Düzenleme yaparken, ilk taslağınızı yazmak ve düzenlemek arasında bir mola vermek en iyisidir, böylece yeni bir çift gözle geri dönebilirsiniz. Aynı şekilde, bir meslektaşınızın, arkadaşınızın veya aile üyenizin ne düşündüklerini ve herhangi bir şeyi işaret edip edemediklerini görmek için e-postayı okuması da faydalı olabilir. Veya OXEssays ve Academized gibi profesyonel yazma servislerinin yardımını kullanabilirsiniz (kaliteyi kontrol etmek için Academized incelemesini okuyun).
#9 – E-postalarınızı Düzeltme
E-postanızı yazmanın sondan bir önceki adımını tamamladığınızda, son adımı tam olarak gerçekleştirmeniz çok önemlidir. Bu, düzeltme okuma sürecinizi ifade eder. Bu, içeriğinizde hata, yazım hatası, zayıf dil bilgisi, yazım hatası ve çok daha fazlasının bulunmadığından emin olmak için kontrol etmek anlamına gelir. E-postalarınızdaki herhangi bir hata, işletmenizin güvenilirliğini ve itibarını zedeleyecektir .
Düzeltme zaman alabilir ve içeriğinizi tekrar tekrar gözden geçirmek uzun sürebilir, ancak içeriğinizin başarısı için hayati önem taşır . Sonuçta, içeriği hatalarla dolu bir işletmenin ürünlerini satın almak veya hizmetlerine yatırım yapmak ister miydiniz?

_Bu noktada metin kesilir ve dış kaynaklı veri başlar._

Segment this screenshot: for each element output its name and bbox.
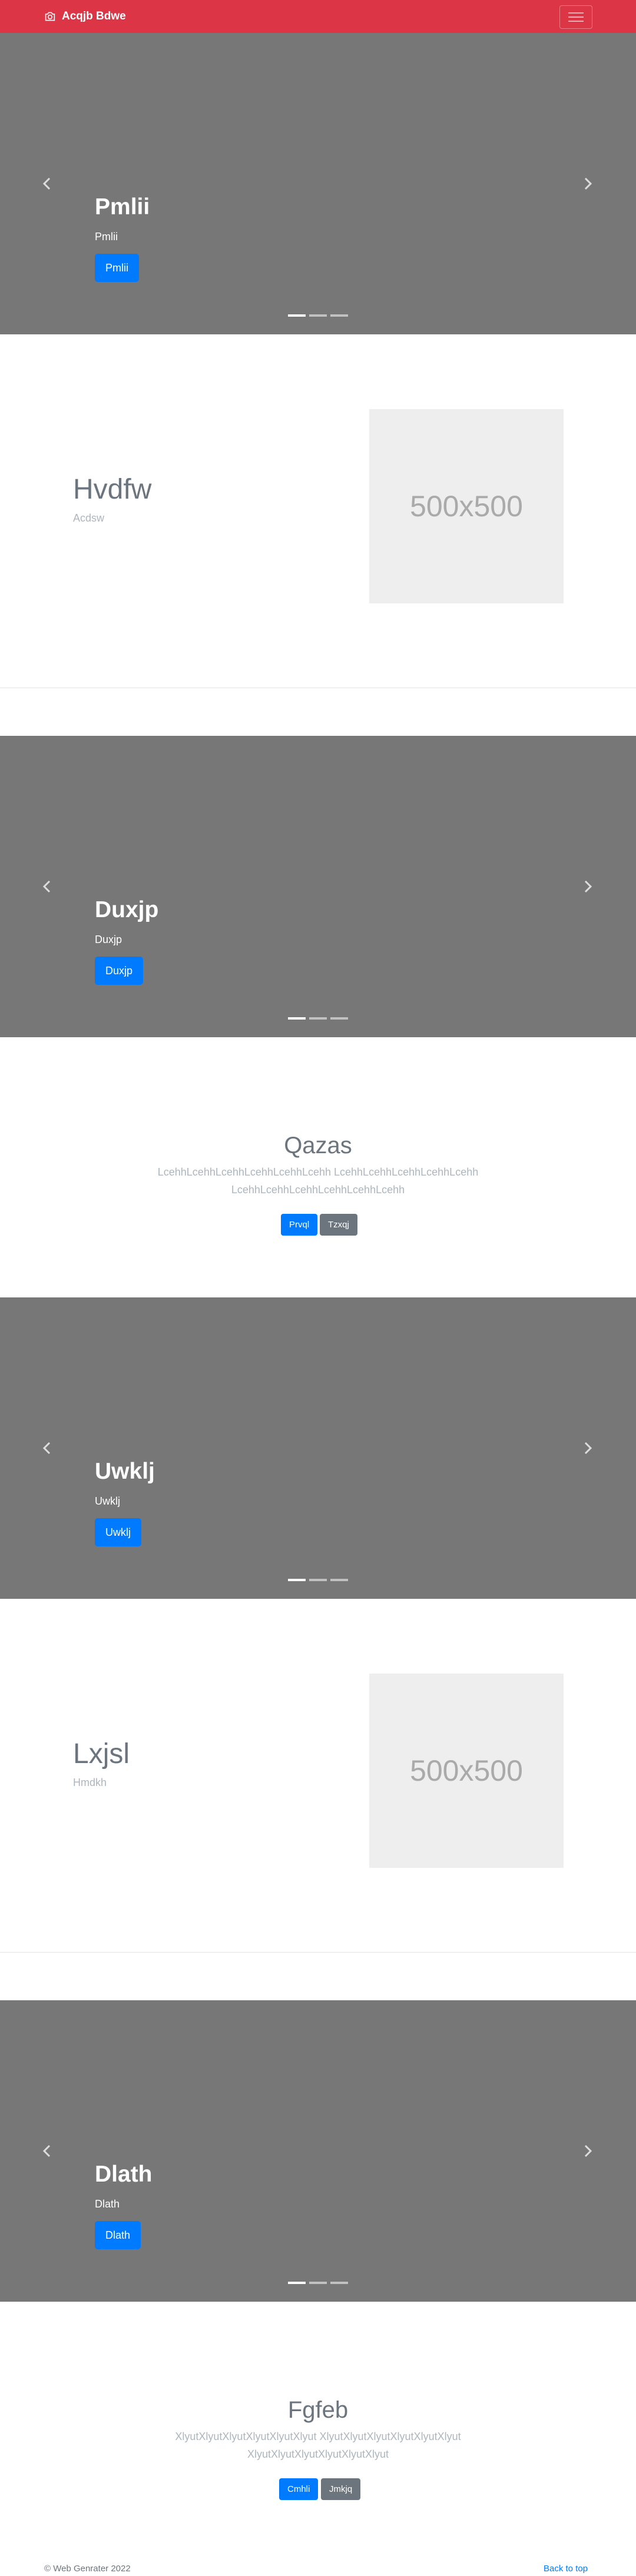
chevron-right-icon [584,1442,592,1454]
jumbotron-lead: LcehhLcehhLcehhLcehhLcehhLcehh LcehhLceh… [135,1163,501,1199]
feature-section: Lxjsl Hmdkh 500x500 [0,1599,636,1952]
jumbotron-secondary-button[interactable]: Jmkjq [321,2478,361,2500]
carousel-next-button[interactable] [576,874,599,899]
jumbotron-lead-line: LcehhLcehhLcehhLcehhLcehhLcehh [231,1184,405,1196]
brand-name[interactable]: Acqjb Bdwe [62,10,126,23]
carousel-title: Duxjp [95,897,159,922]
chevron-right-icon [584,881,592,892]
chevron-right-icon [584,2145,592,2157]
jumbotron-secondary-button[interactable]: Tzxqj [320,1214,357,1236]
carousel: Dlath Dlath Dlath [0,2000,636,2302]
jumbotron-primary-button[interactable]: Prvql [281,1214,318,1236]
feature-image-placeholder: 500x500 [369,409,564,603]
carousel-prev-button[interactable] [35,2138,59,2164]
navbar: Acqjb Bdwe [0,0,636,33]
chevron-left-icon [42,881,51,892]
carousel-cta-button[interactable]: Dlath [95,2221,141,2249]
carousel-indicator[interactable] [309,2282,327,2284]
carousel-cta-button[interactable]: Uwklj [95,1518,141,1546]
carousel: Duxjp Duxjp Duxjp [0,736,636,1037]
carousel: Uwklj Uwklj Uwklj [0,1297,636,1599]
feature-title: Hvdfw [73,474,152,505]
carousel-subtitle: Dlath [95,2198,120,2210]
carousel-indicator[interactable] [330,314,348,317]
jumbotron-title: Qazas [284,1133,352,1158]
chevron-left-icon [42,1442,51,1454]
feature-subtitle: Acdsw [73,512,105,524]
carousel-subtitle: Uwklj [95,1495,120,1507]
carousel-indicator[interactable] [288,2282,306,2284]
footer-copyright: © Web Genrater 2022 [44,2564,131,2574]
carousel-next-button[interactable] [576,1435,599,1461]
carousel-indicator[interactable] [330,1579,348,1581]
chevron-left-icon [42,178,51,190]
carousel-indicator[interactable] [309,1579,327,1581]
carousel-indicator[interactable] [288,314,306,317]
carousel-indicator[interactable] [309,314,327,317]
carousel-indicator[interactable] [288,1017,306,1020]
brand-link[interactable]: Acqjb Bdwe [44,8,126,25]
jumbotron-primary-button[interactable]: Cmhli [279,2478,319,2500]
carousel-prev-button[interactable] [35,1435,59,1461]
feature-image-placeholder: 500x500 [369,1674,564,1868]
carousel-title: Dlath [95,2162,153,2187]
carousel-prev-button[interactable] [35,171,59,197]
jumbotron-lead-line: XlyutXlyutXlyutXlyutXlyutXlyut [247,2448,389,2460]
section-divider [0,1952,636,1953]
carousel-cta-button[interactable]: Pmlii [95,254,139,282]
carousel-cta-button[interactable]: Duxjp [95,957,144,985]
camera-icon [45,12,55,21]
carousel-indicator[interactable] [330,1017,348,1020]
navbar-toggler[interactable] [559,5,592,29]
feature-subtitle: Hmdkh [73,1777,107,1788]
hamburger-icon [568,12,584,22]
feature-section: Hvdfw Acdsw 500x500 [0,334,636,688]
carousel-title: Uwklj [95,1459,155,1484]
back-to-top-link[interactable]: Back to top [544,2563,588,2575]
carousel-indicator[interactable] [288,1579,306,1581]
jumbotron-section: Fgfeb XlyutXlyutXlyutXlyutXlyutXlyut Xly… [0,2302,636,2561]
carousel-next-button[interactable] [576,2138,599,2164]
jumbotron-title: Fgfeb [287,2397,349,2423]
chevron-right-icon [584,178,592,190]
carousel-subtitle: Pmlii [95,231,118,243]
jumbotron-lead: XlyutXlyutXlyutXlyutXlyutXlyut XlyutXlyu… [135,2428,501,2463]
jumbotron-section: Qazas LcehhLcehhLcehhLcehhLcehhLcehh Lce… [0,1037,636,1296]
carousel: Pmlii Pmlii Pmlii [0,33,636,334]
feature-title: Lxjsl [73,1738,130,1770]
carousel-title: Pmlii [95,194,150,220]
jumbotron-lead-line: LcehhLcehhLcehhLcehhLcehhLcehh LcehhLceh… [157,1166,479,1178]
carousel-indicator[interactable] [330,2282,348,2284]
carousel-next-button[interactable] [576,171,599,197]
jumbotron-lead-line: XlyutXlyutXlyutXlyutXlyutXlyut XlyutXlyu… [175,2431,461,2442]
chevron-left-icon [42,2145,51,2157]
carousel-subtitle: Duxjp [95,934,122,945]
carousel-indicator[interactable] [309,1017,327,1020]
carousel-prev-button[interactable] [35,874,59,899]
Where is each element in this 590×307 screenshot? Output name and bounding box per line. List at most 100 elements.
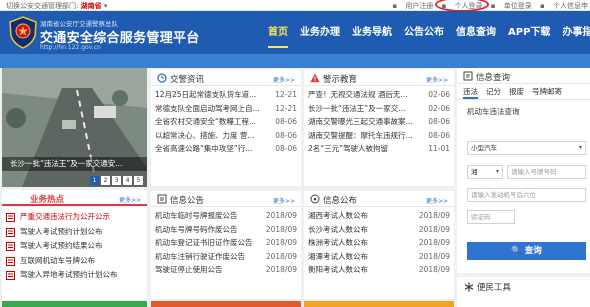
nav-home[interactable]: 首页 bbox=[262, 11, 294, 54]
item-title[interactable]: 湘西考试人数公布 bbox=[308, 209, 368, 223]
nav-service-guide[interactable]: 办事指 bbox=[556, 11, 590, 54]
warning-edu-more[interactable]: 更多>> bbox=[426, 75, 448, 84]
item-title[interactable]: 机动车号牌号码作废公告 bbox=[155, 223, 238, 237]
nav-guide[interactable]: 业务导航 bbox=[346, 11, 398, 54]
tab-plate-mail[interactable]: 号牌邮寄 bbox=[532, 84, 562, 99]
item-date: 2018/09 bbox=[418, 224, 450, 234]
register-link-label[interactable]: 用户注册 bbox=[405, 2, 433, 10]
hot-business-title: 业务热点 bbox=[30, 195, 65, 205]
hot-item-label[interactable]: 驾驶人考试预约结果公布 bbox=[20, 241, 103, 250]
personal-info-label[interactable]: 个人信息申 bbox=[553, 2, 588, 10]
list-item[interactable]: 机动车登记证书旧证作废公告 2018/09 bbox=[155, 236, 297, 250]
list-item[interactable]: 常德支队全面启动驾考网上自... 12-21 bbox=[155, 102, 297, 116]
chevron-down-icon[interactable]: ▾ bbox=[104, 2, 108, 10]
item-title[interactable]: 湖南交警曝光三起交通事故案... bbox=[308, 115, 413, 129]
register-link[interactable]: ▪ 用户注册 bbox=[392, 2, 433, 10]
list-item[interactable]: 驾驶人异地考试预约计划公布 bbox=[2, 268, 147, 283]
item-title[interactable]: 株洲考试人数公布 bbox=[308, 236, 368, 250]
item-title[interactable]: 以超常决心、措施、力度 营... bbox=[155, 129, 255, 143]
utilities-title: 便民工具 bbox=[477, 283, 512, 293]
item-date: 2018/09 bbox=[418, 251, 450, 261]
item-title[interactable]: 全省高速公路“集中攻坚”行... bbox=[155, 142, 252, 156]
slide-page-4[interactable]: 4 bbox=[123, 176, 132, 185]
traffic-news-list: 12月25日起常德支队货车道... 12-21 常德支队全面启动驾考网上自... 1… bbox=[151, 86, 301, 156]
list-item[interactable]: 长沙考试人数公布 2018/09 bbox=[308, 223, 450, 237]
hot-item-label[interactable]: 严重交通违法行为公开公示 bbox=[20, 212, 110, 221]
list-item[interactable]: 全省农村交通安全“数糧工程... 08-06 bbox=[155, 115, 297, 129]
info-publish-more[interactable]: 更多>> bbox=[426, 196, 448, 205]
hot-item-label[interactable]: 驾驶人异地考试预约计划公布 bbox=[20, 270, 118, 279]
nav-announcements[interactable]: 公告公布 bbox=[398, 11, 450, 54]
province-select[interactable]: 湖南省 bbox=[81, 2, 102, 10]
slide-caption[interactable]: 长沙一批“违法王”及一家交通安... bbox=[2, 157, 147, 171]
list-item[interactable]: 全省高速公路“集中攻坚”行... 08-06 bbox=[155, 142, 297, 156]
item-title[interactable]: 机动车登记证书旧证作废公告 bbox=[155, 236, 253, 250]
item-title[interactable]: 12月25日起常德支队货车道... bbox=[155, 88, 256, 102]
chevron-down-icon: ▾ bbox=[495, 168, 499, 175]
list-item[interactable]: 湖南交警提醒：摩托车违规行... 08-06 bbox=[308, 129, 450, 143]
province-prefix-select[interactable]: 湘 ▾ bbox=[467, 165, 503, 179]
list-item[interactable]: 衡阳考试人数公布 2018/09 bbox=[308, 263, 450, 277]
slide-page-2[interactable]: 2 bbox=[101, 176, 110, 185]
site-header: 湖南省公安厅交通警察总队 交通安全综合服务管理平台 http://hn.122.… bbox=[0, 11, 590, 54]
captcha-input[interactable]: 验证码 bbox=[467, 210, 515, 224]
nav-query[interactable]: 信息查询 bbox=[450, 11, 502, 54]
engine-number-input[interactable]: 请输入发动机号后六位 bbox=[467, 188, 586, 202]
list-item[interactable]: 长沙一批“违法王”及一家交... 02-06 bbox=[308, 102, 450, 116]
list-item[interactable]: 湘西考试人数公布 2018/09 bbox=[308, 209, 450, 223]
hot-business-more[interactable]: 更多>> bbox=[119, 195, 141, 204]
department-switcher[interactable]: 切换公安交通管理部门: 湖南省 ▾ bbox=[6, 1, 107, 11]
item-title[interactable]: 湘潭考试人数公布 bbox=[308, 250, 368, 264]
info-publish-list: 湘西考试人数公布 2018/09 长沙考试人数公布 2018/09 株洲考试人数公布… bbox=[304, 207, 454, 277]
tab-violation[interactable]: 违法 bbox=[463, 84, 478, 99]
site-url: http://hn.122.gov.cn bbox=[40, 44, 101, 51]
slide-page-5[interactable]: 5 bbox=[134, 176, 143, 185]
nav-app-download[interactable]: APP下载 bbox=[502, 11, 556, 54]
list-item[interactable]: 互联网机动车号牌公布 bbox=[2, 254, 147, 269]
list-item[interactable]: 驾驶人考试预约计划公布 bbox=[2, 225, 147, 240]
hot-item-label[interactable]: 互联网机动车号牌公布 bbox=[20, 256, 95, 265]
hot-item-label[interactable]: 驾驶人考试预约计划公布 bbox=[20, 227, 103, 236]
tab-points[interactable]: 记分 bbox=[486, 84, 501, 99]
list-item[interactable]: 严重交通违法行为公开公示 bbox=[2, 210, 147, 225]
item-title[interactable]: 常德支队全面启动驾考网上自... bbox=[155, 102, 260, 116]
list-item[interactable]: 机动车临时号牌报废公告 2018/09 bbox=[155, 209, 297, 223]
list-item[interactable]: 驾驶证停止使用公告 2018/09 bbox=[155, 263, 297, 277]
list-item[interactable]: 机动车注销行驶证作废公告 2018/09 bbox=[155, 250, 297, 264]
item-title[interactable]: 2名“三元”驾驶人被拘留 bbox=[308, 142, 388, 156]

Düzeltme okumanızın doğru olduğundan emin olmak için , düzenleme aşaması ile bu aşama arasında bir mola verin . Geri döndüğünüzde, e-postanın içeriğini tamamen yok sayın (çünkü bu daha önceki aşamada mükemmelleştirildi) ve kullandığınız asıl dile, dilbilgisine ve noktalama işaretlerine odaklanın.